This chapter discusses multi-resolution simulation methods for modelling reaction–diffusion processes. They use a detailed modelling approach only in certain parts of the computational domain, whilst in the remainder of the domain a coarser, less detailed, method is used. Two examples of multi-resolution methods are presented. The first example couples the Brownian dynamics with the corresponding compartment-based description. The second example couples molecular dynamics together with its coarser Langevin description. The chapter concludes with an overview of related multi-resolution approaches in the literature.
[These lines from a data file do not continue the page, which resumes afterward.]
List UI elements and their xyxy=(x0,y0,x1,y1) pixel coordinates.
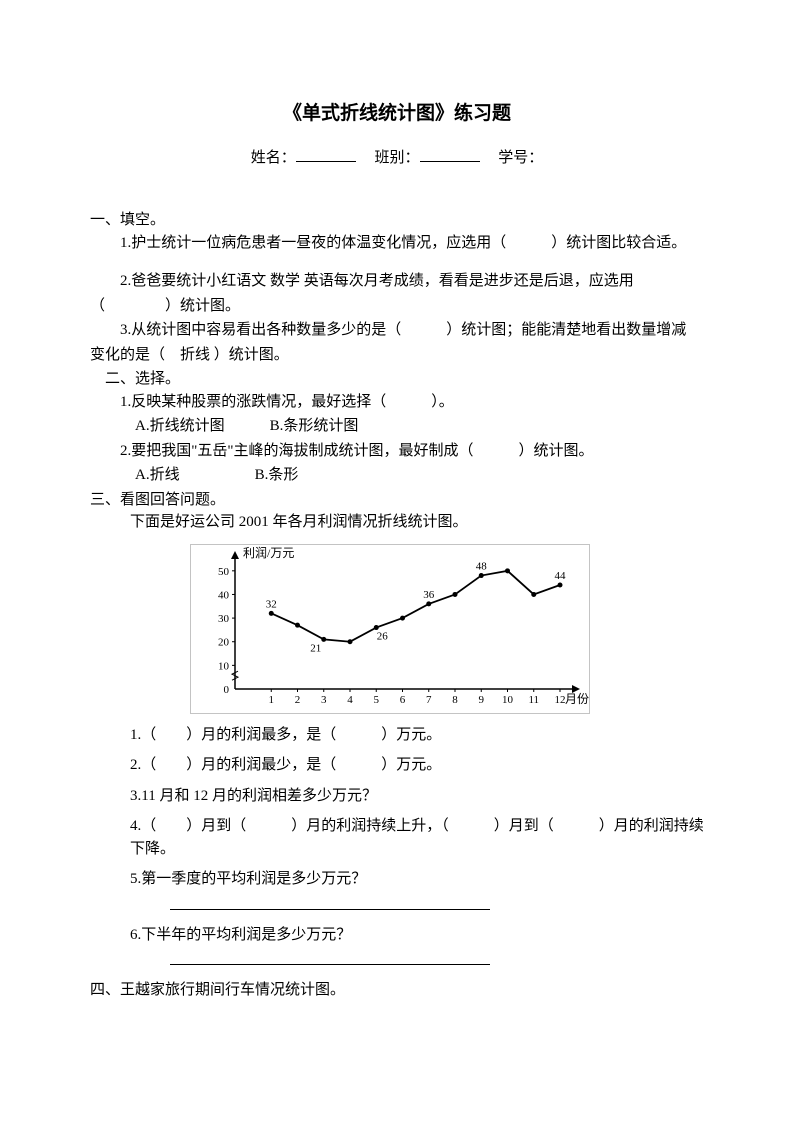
svg-text:8: 8 xyxy=(452,694,458,706)
svg-text:9: 9 xyxy=(479,694,485,706)
svg-text:21: 21 xyxy=(310,642,321,654)
q3-5: 5.第一季度的平均利润是多少万元？ xyxy=(130,868,704,891)
student-info-line: 姓名： 班别： 学号： xyxy=(90,147,704,170)
q1-3a: 3.从统计图中容易看出各种数量多少的是（ ）统计图；能能清楚地看出数量增减 xyxy=(90,319,704,342)
svg-text:30: 30 xyxy=(218,613,230,625)
q3-1: 1.（ ）月的利润最多，是（ ）万元。 xyxy=(130,724,704,747)
chart-questions: 1.（ ）月的利润最多，是（ ）万元。 2.（ ）月的利润最少，是（ ）万元。 … xyxy=(90,724,704,966)
svg-text:6: 6 xyxy=(400,694,406,706)
svg-text:利润/万元: 利润/万元 xyxy=(243,546,294,560)
q2-1-opts: A.折线统计图 B.条形统计图 xyxy=(90,415,704,438)
svg-text:5: 5 xyxy=(374,694,380,706)
svg-text:11: 11 xyxy=(528,694,539,706)
section-1: 一、填空。 1.护士统计一位病危患者一昼夜的体温变化情况，应选用（ ）统计图比较… xyxy=(90,209,704,366)
section-3-intro: 下面是好运公司 2001 年各月利润情况折线统计图。 xyxy=(90,511,704,534)
name-blank xyxy=(296,148,356,162)
svg-text:10: 10 xyxy=(218,660,230,672)
q2-1: 1.反映某种股票的涨跌情况，最好选择（ ）。 xyxy=(90,391,704,414)
svg-text:2: 2 xyxy=(295,694,301,706)
answer-line-1 xyxy=(170,909,490,910)
svg-text:48: 48 xyxy=(476,560,488,572)
q1-2b: （ ）统计图。 xyxy=(90,295,704,318)
svg-text:4: 4 xyxy=(347,694,353,706)
answer-line-2 xyxy=(170,964,490,965)
svg-text:50: 50 xyxy=(218,565,230,577)
svg-text:40: 40 xyxy=(218,589,230,601)
q1-1: 1.护士统计一位病危患者一昼夜的体温变化情况，应选用（ ）统计图比较合适。 xyxy=(90,232,704,255)
section-2-heading: 二、选择。 xyxy=(90,368,704,391)
section-4-heading: 四、王越家旅行期间行车情况统计图。 xyxy=(90,979,704,1002)
section-3-heading: 三、看图回答问题。 xyxy=(90,489,704,512)
name-label: 姓名： xyxy=(251,150,296,166)
q3-6: 6.下半年的平均利润是多少万元？ xyxy=(130,924,704,947)
q1-2a: 2.爸爸要统计小红语文 数学 英语每次月考成绩，看看是进步还是后退，应选用 xyxy=(90,270,704,293)
svg-text:7: 7 xyxy=(426,694,432,706)
svg-text:36: 36 xyxy=(423,588,435,600)
class-blank xyxy=(420,148,480,162)
q2-2: 2.要把我国"五岳"主峰的海拔制成统计图，最好制成（ ）统计图。 xyxy=(90,440,704,463)
section-4: 四、王越家旅行期间行车情况统计图。 xyxy=(90,979,704,1002)
svg-text:0: 0 xyxy=(224,684,230,696)
svg-text:44: 44 xyxy=(555,570,567,582)
q3-3: 3.11 月和 12 月的利润相差多少万元？ xyxy=(130,785,704,808)
svg-text:20: 20 xyxy=(218,636,230,648)
class-label: 班别： xyxy=(374,150,419,166)
svg-text:12: 12 xyxy=(555,694,566,706)
svg-text:3: 3 xyxy=(321,694,327,706)
svg-text:1: 1 xyxy=(269,694,275,706)
svg-text:10: 10 xyxy=(502,694,514,706)
svg-text:32: 32 xyxy=(266,598,277,610)
section-2: 二、选择。 1.反映某种股票的涨跌情况，最好选择（ ）。 A.折线统计图 B.条… xyxy=(90,368,704,487)
section-1-heading: 一、填空。 xyxy=(90,209,704,232)
profit-chart: 01020304050123456789101112利润/万元月份3221263… xyxy=(190,544,590,714)
svg-text:26: 26 xyxy=(377,630,389,642)
q1-3b: 变化的是（ 折线 ）统计图。 xyxy=(90,344,704,367)
page-title: 《单式折线统计图》练习题 xyxy=(90,100,704,129)
svg-text:月份: 月份 xyxy=(565,692,589,706)
q2-2-opts: A.折线 B.条形 xyxy=(90,464,704,487)
section-3: 三、看图回答问题。 下面是好运公司 2001 年各月利润情况折线统计图。 0 10… xyxy=(90,489,704,966)
q3-2: 2.（ ）月的利润最少，是（ ）万元。 xyxy=(130,754,704,777)
q3-4: 4.（ ）月到（ ）月的利润持续上升，（ ）月到（ ）月的利润持续下降。 xyxy=(130,815,704,860)
id-label: 学号： xyxy=(498,150,543,166)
This chapter discusses stochastic approaches for modelling chemical reactions (introduced in Chapter 1) and molecular diffusion at the same time. The presented stochastic reaction–diffusion processes add chemical reactions to the two position-jump models of molecular diffusion that are introduced in Chapter 4: the compartment-based approach (described by the reaction–diffusion master equation) and the SDE-based approach, which gives the Brownian dynamics. Basic principles of each approach are explained using an example that includes only zeroth- and first-order chemical reactions. This is followed by discussion of more complicated systems when some chemical species are subject to higher-order chemical reactions. The reaction radius, reaction probability and the choice of the compartment size are studied in detail. The chapter concludes with the discussion of applications to pattern formation in biology, including stochastic French flag model and stochastic Turing patterns.